Service List Registry Limited
- Company type: Private
- Industry: Communication Services, Media & Entertainment
- Founded: April 12, 2022; 4 years ago in London, United Kingdom
- Headquarters: London, United Kingdom
- Area served: Worldwide
- Website: www.slrdb.org

= Service List Registry =

Audiovisual service discovery platform based on open standards

The Service List Registry (SLR) provides an online directory of audiovisual services, based on open standards for Digital Video Broadcasting. The Service List Registry enables any compatible client device or application to query a distributed online database to retrieve lists of relevant media services and obtain technical details of how to access them over various delivery networks.
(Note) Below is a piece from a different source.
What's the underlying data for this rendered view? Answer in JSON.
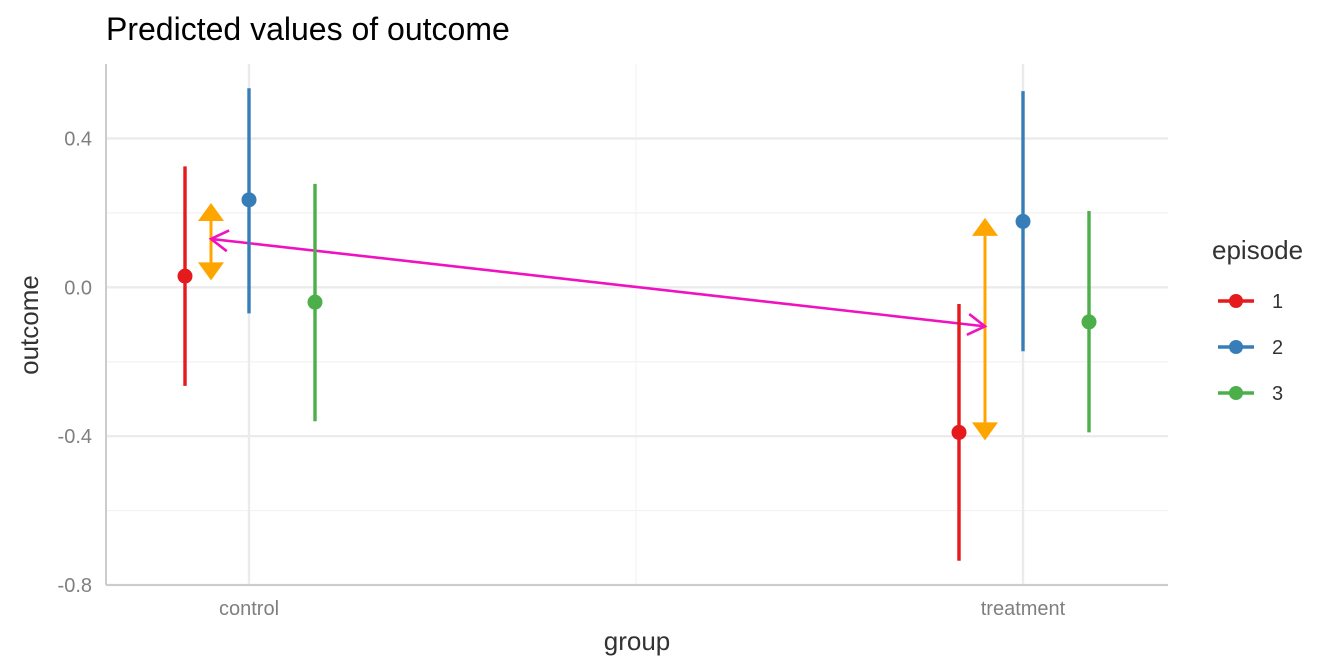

The federated online directory is based on the open DVB-I standard for Service Discovery and Programme Metadata, developed by the European Broadcasting Union and the DVB Project based in Geneva. It is part of a suite of standards used to deliver digital radio and television services in Europe and many other countries around the world.

== Purpose ==
The purpose of the Service List Registry is to enable "Simple Service Selection on any screen". It provides a means for internet-connected devices and displays to offer access to audiovisual services that may be delivered over various transmission networks.
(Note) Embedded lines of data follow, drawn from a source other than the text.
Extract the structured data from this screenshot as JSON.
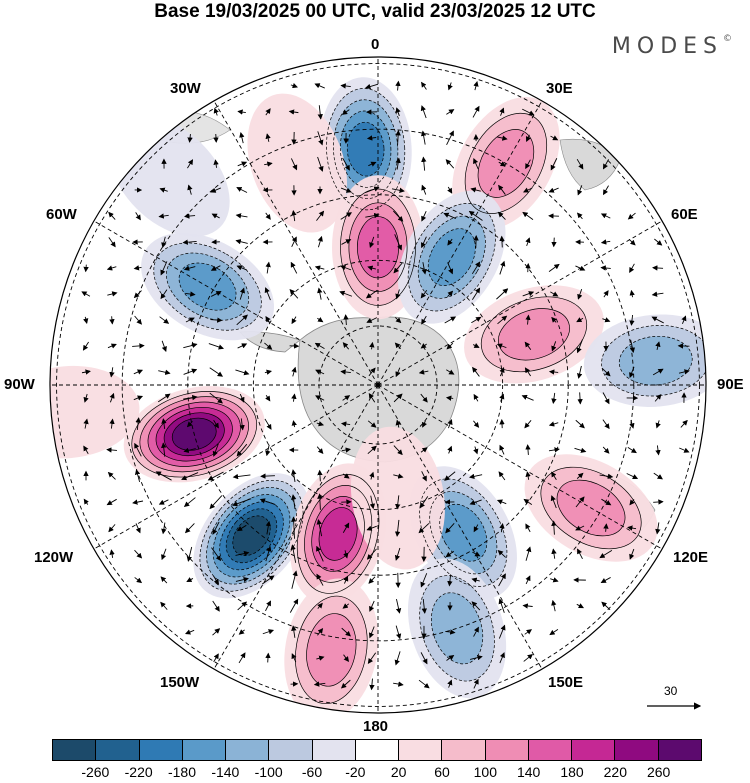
{
  "title": "Base 19/03/2025 00 UTC, valid 23/03/2025 12 UTC",
  "brand": "MODES",
  "brand_mark": "©",
  "longitude_labels": {
    "top": "0",
    "bottom": "180",
    "left": "90W",
    "right": "90E",
    "nw_30": "30W",
    "ne_30": "30E",
    "nw_60": "60W",
    "ne_60": "60E",
    "sw_120": "120W",
    "se_120": "120E",
    "sw_150": "150W",
    "se_150": "150E"
  },
  "reference_vector": {
    "value": "30"
  },
  "colorbar": {
    "tick_labels": [
      "-260",
      "-220",
      "-180",
      "-140",
      "-100",
      "-60",
      "-20",
      "20",
      "60",
      "100",
      "140",
      "180",
      "220",
      "260"
    ],
    "colors": [
      "#1c4a6a",
      "#21618f",
      "#2f7ab4",
      "#5a9ac9",
      "#8bb3d6",
      "#bcc9e0",
      "#e3e3ef",
      "#ffffff",
      "#f9dde2",
      "#f5bccb",
      "#ef8db4",
      "#e05aa7",
      "#c52894",
      "#8f0a80",
      "#5c0a6e"
    ]
  },
  "anomaly_centers": [
    {
      "id": "a1",
      "lon": -3,
      "r": 0.72,
      "value": -190
    },
    {
      "id": "a2",
      "lon": 30,
      "r": 0.78,
      "value": 130
    },
    {
      "id": "a3",
      "lon": 0,
      "r": 0.42,
      "value": 180
    },
    {
      "id": "a4",
      "lon": 30,
      "r": 0.45,
      "value": -170
    },
    {
      "id": "a5",
      "lon": -60,
      "r": 0.6,
      "value": -180
    },
    {
      "id": "a6",
      "lon": -105,
      "r": 0.58,
      "value": 270
    },
    {
      "id": "a7",
      "lon": -140,
      "r": 0.6,
      "value": -270
    },
    {
      "id": "a8",
      "lon": -165,
      "r": 0.47,
      "value": 190
    },
    {
      "id": "a9",
      "lon": -170,
      "r": 0.82,
      "value": 140
    },
    {
      "id": "a10",
      "lon": 150,
      "r": 0.52,
      "value": -160
    },
    {
      "id": "a11",
      "lon": 162,
      "r": 0.78,
      "value": -140
    },
    {
      "id": "a12",
      "lon": 72,
      "r": 0.5,
      "value": 110
    },
    {
      "id": "a13",
      "lon": 85,
      "r": 0.85,
      "value": -120
    },
    {
      "id": "a14",
      "lon": 120,
      "r": 0.75,
      "value": 130
    },
    {
      "id": "a15",
      "lon": 170,
      "r": 0.35,
      "value": 60
    },
    {
      "id": "a16",
      "lon": -20,
      "r": 0.72,
      "value": 50
    },
    {
      "id": "a17",
      "lon": -95,
      "r": 0.95,
      "value": 50
    },
    {
      "id": "a18",
      "lon": -45,
      "r": 0.9,
      "value": -20
    }
  ]
}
The SLR platform allows registered regulators, producers, distributors and service providers to administer lists of audio and video services available online and through traditional broadcast networks.

Compatible devices and applications can use the Service List Registry to discover and access audio and video services from various sources, including fixed and wireless internet connections and traditional cable, satellite and terrestrial transmissions.

== History ==

The Service List Registry platform was developed to support DVB-I, a Digital Video specification developed by the DVB Project. The DVB established a group to begin the definition of DVB-I in October 2017. Work on the commercial requirements for DVB-I began in January 2018 and the terms of reference were agreed in March 2018. The initial service discovery elements were defined by November 2018. The specification was approved by the DVB in November 2019. It was first published as a DVB BlueBook in June 2020 and as an ETSI standard in November 2020.

The DVB-I standard defines the technical function of a Service List Registry or SLR as an HTTP endpoint available at a known URL that, if queried, can return a list of Service List Entry Points. It does not specify how the SLR collects and stores such information.

In June 2021, the DVB Project commissioned a reference implementation of a skeleton DVB-I Central Service List Registry as a proof of concept for verification and validation of the specification. This was developed by Sofia Digital in Tampere, Finland and released as open source software in December 2021. A federated system that allows a level of national control of regulated lists of appropriately authorized services was proposed in March 2022.

Service List Registry Limited was incorporated as a separate entity in April 2022 to provide the service discovery platform. The Service List Registry launched at DVB World in Brussels on 18 May 2022. Three months after launch, a pilot programme was announced for participants to join the Service List Registry. The first public demonstration of the Service List Registry platform was provided at the international IBC Show trade convention in Amsterdam on 9-12 September 2022.

In November 2024, the HbbTV Association appointed the Service List Registry to run the registry platform enabling HbbTV Application Discovery over Broadband. This will enable unique identifiers carried in media streams reaching TV sets to be resolved to an online address that is used to access and load an HbbTV application.

The Service List Registry announced in March 2025 the development of an OpenAPI Application Programming Interface specification to facilitate the adoption and implementation of the DVB-I standard.

In May 2026, the Service List Registry announced a collaboration with Ocean Blue Software to connect the SLR Unified Service Platform with a high-performance DVB-I Client developed by OBS and their DVB-I Inspector, an analysis, validation, and continuous monitoring tool.

== Implementation ==
As specified in the open DVB-I standard, a compatible device, display or application can make an online query request to the Service List Registry server, specifying parameters such as language, country or technical capabilities, and in response will receive a list of relevant audiovisual service offerings. From this the device is able to request one or more service offerings and receive a list of services with technical details of how to access specific service instances over various delivery networks. An internet connected device can therefore determine which services can be presented depending on available distribution systems.

== Significance ==
The Service List Registry provides a structured directory of television and video services based on open standards, allowing receivers and applications to discover and access lists of services available across different countries, regions, and delivery methods.

The registry references information from authoritative sources, which may include regulated national service lists. It enables interoperability between various service providers and devices from multiple manufacturers and independent developers. It determines the structure of services without specifying the user interface, allowing for innovation. By describing services within a standard structure, it supports a transition from traditional broadcast to online delivery, enabling services to evolve while maintaining a consistent and coherent user experience as viewing environments continue to change.